Virüslerden kurtulmak kolay değil. Görece sıklıkla mutasyon yaşadıklarından değişip durduklarından kalıcı önlem almak da mümkün değil. Örneğin bağışıklık sisteminizin tanıdığı ve artık sizi hasta edemeyecek olan bir grip virüsü geçireceği bir mutasyonla başkalaşarak artık bağışıklık sisteminizin tanımadığı bir virüse dönüşerek sizi tekrar hasta edebilir. Grip aşılarının her yıl yenilenmesi bu nedenledir. Bir önceki yıl tespit edilen ve aşısı üretilen tüm grip virüsleri için aşı üretilir ve virüsler her yıl değiştiğinden bu aşınını da her yıl güncellenmesi gerekir. Aynı nedenle grip aşılarının koruyuculuğunun %100 olamamasının nedeni de bu mutasyonlardır. Aşının içinde yer alan bir virüs sizi hasta etmeyebilir ancak hasta ettiği bir arkadaşınızda mutasyona uğrar ve size ulaşırsa aşınız bu yeni mutasyona uğramış virüse bağışıklık sisteminizi hazırlamadığından sizi hasta edebilir.

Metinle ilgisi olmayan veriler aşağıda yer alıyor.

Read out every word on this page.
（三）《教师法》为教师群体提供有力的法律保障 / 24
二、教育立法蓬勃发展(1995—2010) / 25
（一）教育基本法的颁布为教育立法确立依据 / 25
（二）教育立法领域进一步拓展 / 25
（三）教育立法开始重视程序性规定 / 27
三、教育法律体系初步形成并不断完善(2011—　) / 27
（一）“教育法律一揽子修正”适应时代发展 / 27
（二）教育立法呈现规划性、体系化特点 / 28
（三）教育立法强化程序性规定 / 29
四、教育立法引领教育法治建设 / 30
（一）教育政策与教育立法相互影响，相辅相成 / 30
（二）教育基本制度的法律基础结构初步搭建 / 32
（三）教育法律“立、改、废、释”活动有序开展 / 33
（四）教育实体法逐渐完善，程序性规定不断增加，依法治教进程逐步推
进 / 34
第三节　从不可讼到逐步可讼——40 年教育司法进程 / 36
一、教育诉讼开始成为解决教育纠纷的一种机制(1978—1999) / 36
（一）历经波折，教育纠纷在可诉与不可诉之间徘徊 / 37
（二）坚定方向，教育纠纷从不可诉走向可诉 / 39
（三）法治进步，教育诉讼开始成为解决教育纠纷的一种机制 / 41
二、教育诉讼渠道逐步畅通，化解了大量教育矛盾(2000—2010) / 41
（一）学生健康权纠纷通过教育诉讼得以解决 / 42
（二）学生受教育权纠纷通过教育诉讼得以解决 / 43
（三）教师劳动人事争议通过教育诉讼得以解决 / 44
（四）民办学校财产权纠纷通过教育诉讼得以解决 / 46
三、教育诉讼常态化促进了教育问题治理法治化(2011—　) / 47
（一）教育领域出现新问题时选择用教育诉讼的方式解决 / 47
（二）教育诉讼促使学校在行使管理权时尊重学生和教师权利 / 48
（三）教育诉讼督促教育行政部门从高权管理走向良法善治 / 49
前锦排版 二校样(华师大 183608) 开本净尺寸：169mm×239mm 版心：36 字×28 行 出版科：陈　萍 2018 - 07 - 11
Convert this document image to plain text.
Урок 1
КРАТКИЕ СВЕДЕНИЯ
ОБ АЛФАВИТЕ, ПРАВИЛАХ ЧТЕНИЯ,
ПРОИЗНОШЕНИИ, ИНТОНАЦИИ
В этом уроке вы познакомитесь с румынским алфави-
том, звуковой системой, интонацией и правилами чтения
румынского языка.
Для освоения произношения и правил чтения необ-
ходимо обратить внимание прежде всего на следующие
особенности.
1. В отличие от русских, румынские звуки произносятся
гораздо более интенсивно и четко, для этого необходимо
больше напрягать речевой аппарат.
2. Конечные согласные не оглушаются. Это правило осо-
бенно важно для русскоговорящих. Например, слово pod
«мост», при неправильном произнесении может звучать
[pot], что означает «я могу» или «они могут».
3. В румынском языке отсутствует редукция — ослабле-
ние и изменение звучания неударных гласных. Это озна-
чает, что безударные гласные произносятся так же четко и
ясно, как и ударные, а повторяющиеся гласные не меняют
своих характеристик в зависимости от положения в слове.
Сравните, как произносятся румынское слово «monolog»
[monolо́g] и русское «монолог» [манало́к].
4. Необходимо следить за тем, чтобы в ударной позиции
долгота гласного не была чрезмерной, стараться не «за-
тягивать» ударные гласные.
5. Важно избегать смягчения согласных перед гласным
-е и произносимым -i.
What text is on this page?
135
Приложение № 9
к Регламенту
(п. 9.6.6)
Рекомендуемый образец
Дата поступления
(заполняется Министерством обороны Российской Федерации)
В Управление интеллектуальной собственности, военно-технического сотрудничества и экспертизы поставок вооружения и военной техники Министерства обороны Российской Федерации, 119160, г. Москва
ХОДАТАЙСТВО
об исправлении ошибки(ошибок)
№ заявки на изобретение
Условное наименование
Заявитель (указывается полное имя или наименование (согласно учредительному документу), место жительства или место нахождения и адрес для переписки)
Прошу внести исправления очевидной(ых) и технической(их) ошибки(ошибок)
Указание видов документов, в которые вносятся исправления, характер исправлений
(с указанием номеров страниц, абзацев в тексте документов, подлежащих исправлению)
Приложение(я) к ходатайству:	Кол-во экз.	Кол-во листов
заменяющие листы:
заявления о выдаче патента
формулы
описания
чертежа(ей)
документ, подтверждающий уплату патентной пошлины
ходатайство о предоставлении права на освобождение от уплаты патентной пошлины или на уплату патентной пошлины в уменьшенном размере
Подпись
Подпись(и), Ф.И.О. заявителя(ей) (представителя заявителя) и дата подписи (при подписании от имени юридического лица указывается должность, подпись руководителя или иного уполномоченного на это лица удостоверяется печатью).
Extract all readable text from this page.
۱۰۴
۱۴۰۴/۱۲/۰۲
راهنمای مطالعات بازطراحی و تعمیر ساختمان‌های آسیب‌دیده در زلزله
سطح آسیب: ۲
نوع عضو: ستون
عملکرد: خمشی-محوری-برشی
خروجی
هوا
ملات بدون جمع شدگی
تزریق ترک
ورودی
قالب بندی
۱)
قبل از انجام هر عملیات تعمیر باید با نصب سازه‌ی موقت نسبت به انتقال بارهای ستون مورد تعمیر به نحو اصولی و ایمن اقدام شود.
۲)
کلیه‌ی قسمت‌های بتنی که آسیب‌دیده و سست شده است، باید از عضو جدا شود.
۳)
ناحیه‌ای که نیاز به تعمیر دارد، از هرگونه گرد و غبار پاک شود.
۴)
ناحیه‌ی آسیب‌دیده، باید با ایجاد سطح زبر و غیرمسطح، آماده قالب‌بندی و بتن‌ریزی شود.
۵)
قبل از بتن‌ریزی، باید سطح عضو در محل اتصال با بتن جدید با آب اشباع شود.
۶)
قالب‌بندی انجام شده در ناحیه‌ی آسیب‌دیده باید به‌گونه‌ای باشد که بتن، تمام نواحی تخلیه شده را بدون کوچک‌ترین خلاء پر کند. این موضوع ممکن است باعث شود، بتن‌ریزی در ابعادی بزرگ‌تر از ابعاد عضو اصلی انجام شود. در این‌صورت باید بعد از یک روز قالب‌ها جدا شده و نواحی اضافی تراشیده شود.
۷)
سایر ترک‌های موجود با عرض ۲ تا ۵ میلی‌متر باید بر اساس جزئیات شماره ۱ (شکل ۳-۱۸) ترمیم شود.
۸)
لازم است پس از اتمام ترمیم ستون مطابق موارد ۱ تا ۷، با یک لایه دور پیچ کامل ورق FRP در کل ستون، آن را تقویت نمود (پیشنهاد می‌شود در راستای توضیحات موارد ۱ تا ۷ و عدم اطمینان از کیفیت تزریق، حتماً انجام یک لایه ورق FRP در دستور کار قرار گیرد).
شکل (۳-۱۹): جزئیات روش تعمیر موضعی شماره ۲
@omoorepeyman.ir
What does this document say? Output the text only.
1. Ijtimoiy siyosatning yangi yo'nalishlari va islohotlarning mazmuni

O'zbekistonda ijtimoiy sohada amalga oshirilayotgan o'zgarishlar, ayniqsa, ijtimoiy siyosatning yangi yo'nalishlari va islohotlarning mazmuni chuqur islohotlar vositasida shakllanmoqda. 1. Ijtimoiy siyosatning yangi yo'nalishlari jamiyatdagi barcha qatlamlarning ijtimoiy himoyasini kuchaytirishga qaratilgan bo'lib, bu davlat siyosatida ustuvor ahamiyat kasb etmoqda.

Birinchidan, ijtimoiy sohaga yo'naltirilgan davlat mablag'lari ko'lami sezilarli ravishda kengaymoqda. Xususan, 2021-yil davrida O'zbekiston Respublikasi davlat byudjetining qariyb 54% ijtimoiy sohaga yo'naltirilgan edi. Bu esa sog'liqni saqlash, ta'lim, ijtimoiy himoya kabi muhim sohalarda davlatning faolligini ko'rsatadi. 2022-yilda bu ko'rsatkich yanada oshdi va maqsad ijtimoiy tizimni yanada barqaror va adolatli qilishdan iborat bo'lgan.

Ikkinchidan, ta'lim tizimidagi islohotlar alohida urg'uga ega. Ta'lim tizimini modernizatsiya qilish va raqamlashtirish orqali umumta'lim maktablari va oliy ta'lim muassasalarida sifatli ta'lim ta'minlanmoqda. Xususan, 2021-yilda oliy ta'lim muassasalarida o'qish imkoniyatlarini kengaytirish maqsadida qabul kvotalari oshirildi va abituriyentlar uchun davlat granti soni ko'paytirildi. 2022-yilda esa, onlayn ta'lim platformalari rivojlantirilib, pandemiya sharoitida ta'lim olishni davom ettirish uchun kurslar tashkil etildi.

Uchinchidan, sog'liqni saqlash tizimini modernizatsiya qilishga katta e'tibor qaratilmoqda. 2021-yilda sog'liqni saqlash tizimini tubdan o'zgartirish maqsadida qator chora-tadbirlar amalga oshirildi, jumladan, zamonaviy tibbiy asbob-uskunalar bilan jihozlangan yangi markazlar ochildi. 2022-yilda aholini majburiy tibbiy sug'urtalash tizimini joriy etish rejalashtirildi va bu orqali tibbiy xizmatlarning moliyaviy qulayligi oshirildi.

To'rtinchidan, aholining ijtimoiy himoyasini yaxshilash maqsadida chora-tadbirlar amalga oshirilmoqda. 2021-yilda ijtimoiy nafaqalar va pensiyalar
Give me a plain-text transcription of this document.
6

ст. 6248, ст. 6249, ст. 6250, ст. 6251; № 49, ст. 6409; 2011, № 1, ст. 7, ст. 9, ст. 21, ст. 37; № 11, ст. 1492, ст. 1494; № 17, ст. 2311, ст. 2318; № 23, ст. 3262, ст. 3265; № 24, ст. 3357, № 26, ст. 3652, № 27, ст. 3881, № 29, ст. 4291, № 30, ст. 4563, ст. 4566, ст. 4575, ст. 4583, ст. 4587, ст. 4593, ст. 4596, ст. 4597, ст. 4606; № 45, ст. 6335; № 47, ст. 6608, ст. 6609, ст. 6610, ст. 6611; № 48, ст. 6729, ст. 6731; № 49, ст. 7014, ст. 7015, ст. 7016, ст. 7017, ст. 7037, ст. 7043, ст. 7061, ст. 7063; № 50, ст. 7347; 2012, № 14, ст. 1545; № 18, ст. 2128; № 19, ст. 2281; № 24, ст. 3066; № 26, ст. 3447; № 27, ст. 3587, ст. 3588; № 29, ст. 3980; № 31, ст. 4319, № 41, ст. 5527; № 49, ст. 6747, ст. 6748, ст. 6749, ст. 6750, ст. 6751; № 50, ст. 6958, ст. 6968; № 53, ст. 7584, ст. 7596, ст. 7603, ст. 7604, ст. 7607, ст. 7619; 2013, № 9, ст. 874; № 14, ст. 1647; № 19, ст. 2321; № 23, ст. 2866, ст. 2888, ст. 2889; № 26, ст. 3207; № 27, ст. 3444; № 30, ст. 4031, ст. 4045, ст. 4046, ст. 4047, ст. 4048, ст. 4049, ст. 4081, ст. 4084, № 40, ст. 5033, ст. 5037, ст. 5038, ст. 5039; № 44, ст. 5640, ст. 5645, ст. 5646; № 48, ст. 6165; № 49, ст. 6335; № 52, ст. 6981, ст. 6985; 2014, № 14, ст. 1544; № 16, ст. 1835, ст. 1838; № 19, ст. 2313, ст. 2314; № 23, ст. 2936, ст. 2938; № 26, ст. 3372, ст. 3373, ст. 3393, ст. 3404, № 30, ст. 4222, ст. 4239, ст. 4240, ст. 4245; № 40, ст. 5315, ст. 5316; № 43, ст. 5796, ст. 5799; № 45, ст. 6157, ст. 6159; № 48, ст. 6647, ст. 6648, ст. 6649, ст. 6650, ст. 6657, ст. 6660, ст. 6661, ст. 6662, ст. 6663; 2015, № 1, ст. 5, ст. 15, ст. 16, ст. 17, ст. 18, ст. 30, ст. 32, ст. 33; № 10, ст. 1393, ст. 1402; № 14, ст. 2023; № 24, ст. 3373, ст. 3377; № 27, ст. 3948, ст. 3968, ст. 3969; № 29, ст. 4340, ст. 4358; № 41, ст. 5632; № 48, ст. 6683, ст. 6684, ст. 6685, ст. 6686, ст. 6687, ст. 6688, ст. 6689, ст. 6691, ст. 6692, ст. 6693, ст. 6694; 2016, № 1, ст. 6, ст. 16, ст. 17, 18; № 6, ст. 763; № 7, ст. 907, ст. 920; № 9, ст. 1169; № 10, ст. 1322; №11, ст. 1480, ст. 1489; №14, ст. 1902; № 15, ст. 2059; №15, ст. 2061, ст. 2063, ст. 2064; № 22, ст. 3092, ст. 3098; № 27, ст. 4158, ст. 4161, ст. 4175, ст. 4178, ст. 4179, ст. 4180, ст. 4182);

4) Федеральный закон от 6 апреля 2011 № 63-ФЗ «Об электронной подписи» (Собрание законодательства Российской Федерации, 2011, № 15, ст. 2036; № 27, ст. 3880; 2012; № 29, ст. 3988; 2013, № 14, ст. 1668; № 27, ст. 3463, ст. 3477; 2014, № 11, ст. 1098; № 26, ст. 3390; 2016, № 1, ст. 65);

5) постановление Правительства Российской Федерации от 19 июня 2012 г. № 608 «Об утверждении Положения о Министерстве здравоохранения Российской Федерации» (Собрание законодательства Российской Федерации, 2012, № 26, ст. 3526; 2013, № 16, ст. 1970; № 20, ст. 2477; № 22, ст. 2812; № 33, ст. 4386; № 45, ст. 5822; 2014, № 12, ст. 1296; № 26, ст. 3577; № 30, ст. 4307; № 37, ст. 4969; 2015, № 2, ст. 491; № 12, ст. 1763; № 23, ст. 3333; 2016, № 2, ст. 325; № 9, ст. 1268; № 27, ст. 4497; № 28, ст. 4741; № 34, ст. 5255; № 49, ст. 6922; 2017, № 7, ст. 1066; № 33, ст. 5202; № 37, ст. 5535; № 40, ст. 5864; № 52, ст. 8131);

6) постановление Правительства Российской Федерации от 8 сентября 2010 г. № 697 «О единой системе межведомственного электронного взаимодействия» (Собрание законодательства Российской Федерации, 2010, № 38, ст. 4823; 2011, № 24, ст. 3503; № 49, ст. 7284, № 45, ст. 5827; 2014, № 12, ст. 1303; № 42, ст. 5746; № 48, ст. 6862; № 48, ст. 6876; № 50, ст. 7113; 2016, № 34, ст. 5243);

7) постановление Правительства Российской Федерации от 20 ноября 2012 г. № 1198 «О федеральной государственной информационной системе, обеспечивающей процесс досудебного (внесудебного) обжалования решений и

Kısacası virüsler doğanın bir parçası ve sıklıkla mutasyona uğruyorlar. Her mutasyon neticesinde ortaya önceden özellikleri kestirilemeyen virüsler çıkıyor. Normalde insanlarda hastalığa yol açamayan fakat farklı canlılarda hastalık yapabilen virüsler mutasyonla insanları hasta edebilir hale dönüşebiliyor. Bu nedenle ister kuş olsun ister domuz ya da herhangi bir başka canlı için hastalık yapan virüs insana geçebiliyor. Bu da gelecekte daha çok defa hayvanlardan insanlara geçen virüslerin yol açtığı salgınlarla karşı karşıya kalacağımızı öngörebiliriz. Ne kadar tehlikeli olacakları konusunda ise kimse böyle bir salgın başlamadan kimse bir şey söyleyemez.